Dieses Konzept hat Ikea bisher seine klare Marktführerposition im Möbelhandel gesichert. Laut einer Markenuntersuchung von Wieselhuber & Partner, über die die WirtschaftsWoche exklusiv berichtete, ist Ikea eines der beliebtesten Handelsunternehmen in Deutschland. Im Möbelhandel führt Ikea ohnedies in allen Kategorien: Von Kundennähe bis hin zur Loyalität.

Ungewohnter Widerstand

Ikea ist ein erfolgsverwöhntes Unternehmen. Deshalb waren die Schweden wohl ziemlich konsterniert, als eines ihrer neuen Projekte auf heftigen Widerstand stieß: In Hamburg will Ikea einen sogenannten Citystore eröffnen  – also ein Geschäft, das sich nicht am Stadtrand, sondern in vergleichsweise zentraler Lage befindet. Für diesen Testversuch hat sich Ikea den Hamburger Stadtteil Altona auserkoren, wo 2011 in einer Einkaufsstraße ein 20.000 Quadratmeter großer Ikea-Markt mit vollem Sortiment entstehen soll.  Ikea will damit auch die urbanen Stadtmenschen erreichen, die bewusst auf ihr Auto verzichten.

Genau daran glauben die Bewohner Altonas nicht und laufen Sturm gegen die Ikea-Pläne: Der Ikea-Citystore werde für ein Verkehrschaos mitten in der Altonaer City sorgen, zetern die Gegner. In ganz Hamburg haben sie Unterschriftenlisten aufgelegt und wollen so einen Bürgerentscheid erzwingen – und die Chancen dafür stehen gut.

Noch ist das Citystore-Projekt in der Anfangsphase, beruhigt Simone Settergren, die Ikea-Presseverantwortliche für den Bereich Expansion: Das Projekt sei weder intern noch extern genehmigt, die Investitionsentscheidung werde erst im Dezember in Schweden fallen. Zudem werde es, wenn die Konzernzentrale grünes Licht gebe, wohl Anfang nächsten Jahres zum Bürgerentscheid kommen. „Mit Widerstand in dieser Form haben wir nicht gerechnet“, gibt Settergren zu.

Aber, so versichert sie: „Wir nehmen die Bedenken sehr ernst und stellen uns der Entscheidung.“ Ein guter Start eines neuen Konzeptes sieht anders aus.

Online-Geschäft vernachlässigt

Schwach sind die Schweden auch bei einem anderen möglichen Wachstumsmarkt der Zukunft aufgestellt: Dem Möbeleinkauf via Internet. Bislang kann man sich auf der Ikea-Website ausführlich über sämtliche Produkte informieren oder mit Programmen seine Einrichtung planen. Im Online-Shop bietet Ikea auch Möbel zum sofortigen Kauf an.
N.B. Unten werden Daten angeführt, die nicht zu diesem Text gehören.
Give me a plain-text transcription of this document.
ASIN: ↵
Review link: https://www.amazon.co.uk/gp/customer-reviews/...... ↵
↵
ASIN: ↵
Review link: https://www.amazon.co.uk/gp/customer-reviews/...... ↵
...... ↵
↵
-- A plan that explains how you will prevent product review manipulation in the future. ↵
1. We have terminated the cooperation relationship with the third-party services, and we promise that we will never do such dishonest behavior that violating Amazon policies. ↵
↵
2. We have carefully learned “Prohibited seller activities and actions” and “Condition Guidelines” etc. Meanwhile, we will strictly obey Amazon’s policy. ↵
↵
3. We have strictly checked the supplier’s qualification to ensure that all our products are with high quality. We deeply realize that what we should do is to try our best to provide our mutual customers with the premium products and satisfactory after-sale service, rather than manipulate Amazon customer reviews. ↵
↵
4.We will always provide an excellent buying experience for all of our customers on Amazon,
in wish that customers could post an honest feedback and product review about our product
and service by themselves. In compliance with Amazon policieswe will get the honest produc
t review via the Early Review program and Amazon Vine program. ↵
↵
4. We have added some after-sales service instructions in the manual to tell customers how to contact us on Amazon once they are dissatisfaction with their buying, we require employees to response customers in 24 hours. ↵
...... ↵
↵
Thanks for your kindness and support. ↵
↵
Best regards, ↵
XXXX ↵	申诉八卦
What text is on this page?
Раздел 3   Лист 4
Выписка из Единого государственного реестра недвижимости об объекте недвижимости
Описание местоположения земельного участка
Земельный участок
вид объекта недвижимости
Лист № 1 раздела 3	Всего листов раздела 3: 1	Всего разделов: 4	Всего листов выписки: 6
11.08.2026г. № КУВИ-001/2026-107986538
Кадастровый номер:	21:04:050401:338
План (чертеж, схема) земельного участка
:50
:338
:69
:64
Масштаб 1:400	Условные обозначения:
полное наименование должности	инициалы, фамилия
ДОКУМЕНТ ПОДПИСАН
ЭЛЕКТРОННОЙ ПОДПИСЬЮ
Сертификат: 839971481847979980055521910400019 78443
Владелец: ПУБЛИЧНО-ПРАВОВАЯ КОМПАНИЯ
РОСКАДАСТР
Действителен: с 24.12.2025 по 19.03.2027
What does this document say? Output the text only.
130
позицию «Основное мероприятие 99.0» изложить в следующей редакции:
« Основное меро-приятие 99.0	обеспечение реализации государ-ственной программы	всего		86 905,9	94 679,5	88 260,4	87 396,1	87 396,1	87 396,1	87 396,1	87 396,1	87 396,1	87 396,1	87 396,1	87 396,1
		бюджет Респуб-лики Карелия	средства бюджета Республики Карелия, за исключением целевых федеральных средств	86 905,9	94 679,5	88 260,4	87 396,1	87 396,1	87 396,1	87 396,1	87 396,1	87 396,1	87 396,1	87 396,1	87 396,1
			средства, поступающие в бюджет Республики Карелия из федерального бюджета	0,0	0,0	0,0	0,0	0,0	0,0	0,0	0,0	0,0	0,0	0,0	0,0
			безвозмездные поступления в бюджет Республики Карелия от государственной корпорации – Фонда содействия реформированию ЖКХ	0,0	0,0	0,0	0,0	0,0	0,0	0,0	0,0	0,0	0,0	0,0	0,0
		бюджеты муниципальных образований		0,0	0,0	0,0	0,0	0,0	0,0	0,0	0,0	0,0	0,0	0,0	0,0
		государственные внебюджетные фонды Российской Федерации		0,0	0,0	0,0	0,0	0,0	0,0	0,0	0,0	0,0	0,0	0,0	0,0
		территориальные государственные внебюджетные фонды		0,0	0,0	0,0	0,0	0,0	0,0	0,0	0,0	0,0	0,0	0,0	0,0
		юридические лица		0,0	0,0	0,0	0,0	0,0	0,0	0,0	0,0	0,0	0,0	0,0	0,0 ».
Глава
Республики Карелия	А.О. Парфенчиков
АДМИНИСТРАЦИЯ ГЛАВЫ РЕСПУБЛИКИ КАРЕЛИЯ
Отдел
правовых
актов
Bloß: Viele der kleineren, aber sehr beliebten Produkte wie Teppiche oder Kunstoffbehälter für die Küche kann man nur im Ikea-Laden kaufen – oder gebraucht via Ebay.

„Das Online-Geschäft war immer Ergänzung“, heißt es dazu von Ikea gegenüber wiwo.de „Wir bieten Home-Shopping an, weil es die Kunden nutzen. Wir glauben aber, dass Möbelkauf etwas ist, was die Kunden persönlich machen.“ Branchenexperten meinen hingegen, dass der Möbel- und Accessoire-Kauf via Internet durchaus noch ein Wachstumsfeld für die Schweden wäre. So innovativ Ikea bei Design, Produktion und Verpackung ist – beim Einkauf via Internet fährt der Möbelriese eine erstaunlich konservative Linie.

Wenig Raum für Wachstum, neue Shop-Konzepte unter Beschuss, und geringe Bereitschaft für eine der wichtigsten technischen Innovationen unserer Zeit – mit diesen Eckpunkten könnte Ikea mittelfristig ziemlich in die Bredouille kommen. Es liegt nun am neuen Chef Ohlsson, dem Konzern in den nächsten paar Jahren einen kräftigen Strategiewechsel zu verpassen.